Globally, the per capita consumption has also risen from 5.5 litres in 2005 to 6.4 litres in 2016, and killed more than 3 million people in 2016.
The report by the World Health Organization (WHO) also says that about 237 million men and 46 million women had alcohol problems, with the highest prevalence in Europe and the Americas.
About one in three deaths from alcohol were because of injuries, including car crashes and self harm.
By 2025, total alcohol per capita consumption (15+ years) is expected to increase in half of the WHO regions, and the highest increase is expected in the SouthEast Asia, with an increase of 2.2 litres alone in India that represents a large proportion of the total population in this region.
Close to 2.3 billion people are alcoholics worldwide, and the average daily consumption of alcohol by them is about two glasses of wine, a large bottle of beer or two shots of spirits.
And with the increase in alcohol consumption, its harmful effects are also on the rise.
The rise in alcoholic liver diseases is fast growing in India and, as the name suggests, it is a result of excessive alcohol consumption
over a period of time.
Liver diseases include alcoholic fatty liver, chronic liver disease and liver cirrhosis.
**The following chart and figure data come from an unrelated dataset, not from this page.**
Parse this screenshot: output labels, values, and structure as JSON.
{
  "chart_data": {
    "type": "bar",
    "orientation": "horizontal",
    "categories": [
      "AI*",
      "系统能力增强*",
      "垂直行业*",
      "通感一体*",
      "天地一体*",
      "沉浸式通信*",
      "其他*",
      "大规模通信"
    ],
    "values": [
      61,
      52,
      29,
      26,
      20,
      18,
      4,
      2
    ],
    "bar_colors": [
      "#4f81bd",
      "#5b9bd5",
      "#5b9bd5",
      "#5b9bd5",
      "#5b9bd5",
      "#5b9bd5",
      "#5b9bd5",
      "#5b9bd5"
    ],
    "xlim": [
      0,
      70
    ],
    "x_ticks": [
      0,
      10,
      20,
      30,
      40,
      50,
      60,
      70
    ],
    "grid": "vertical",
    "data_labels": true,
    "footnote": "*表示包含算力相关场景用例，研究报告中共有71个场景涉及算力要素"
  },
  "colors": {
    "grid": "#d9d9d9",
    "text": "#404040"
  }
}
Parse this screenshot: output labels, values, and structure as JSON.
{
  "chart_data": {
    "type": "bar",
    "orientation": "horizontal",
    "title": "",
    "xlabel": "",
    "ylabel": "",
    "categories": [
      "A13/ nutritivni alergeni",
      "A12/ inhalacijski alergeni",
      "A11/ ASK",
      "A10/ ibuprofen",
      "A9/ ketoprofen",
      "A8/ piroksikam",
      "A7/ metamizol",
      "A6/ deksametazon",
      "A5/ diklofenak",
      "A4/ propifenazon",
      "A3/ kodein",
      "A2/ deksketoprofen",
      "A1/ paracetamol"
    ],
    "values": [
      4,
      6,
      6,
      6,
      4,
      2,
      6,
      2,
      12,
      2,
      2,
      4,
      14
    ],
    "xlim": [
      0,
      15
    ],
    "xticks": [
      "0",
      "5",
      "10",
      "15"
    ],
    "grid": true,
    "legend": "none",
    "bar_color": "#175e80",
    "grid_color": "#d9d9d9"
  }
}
Fatty liver is the most common result of excessive alcohol consumption.
The report also suggested that 51.1 men per 100,000 population and 27.1 women per 100,000 population suffered from liver cirrhosis.
Cancers associated with alcohol abuse resulted in 181 men per 100,000 population and 126.4 women per 100,000 population, the report added.
Seventy per cent of the admitted liver disease patients at the Delhi government-run superspeciality Institute of Liver and Biliary Sciences (ILBS) suffer from alcoholic liver disease (ALD).
Also, 15% of the liver cancers in the hospital are a result of over consumption of alcohol.
“Twenty years ago, commonest form of liver disease in India was Hepatitis B. See change has happened since then, with people suffering from ALD of the severe type that is not seen even in the west,” said Dr SK Sarin, director, ILBS.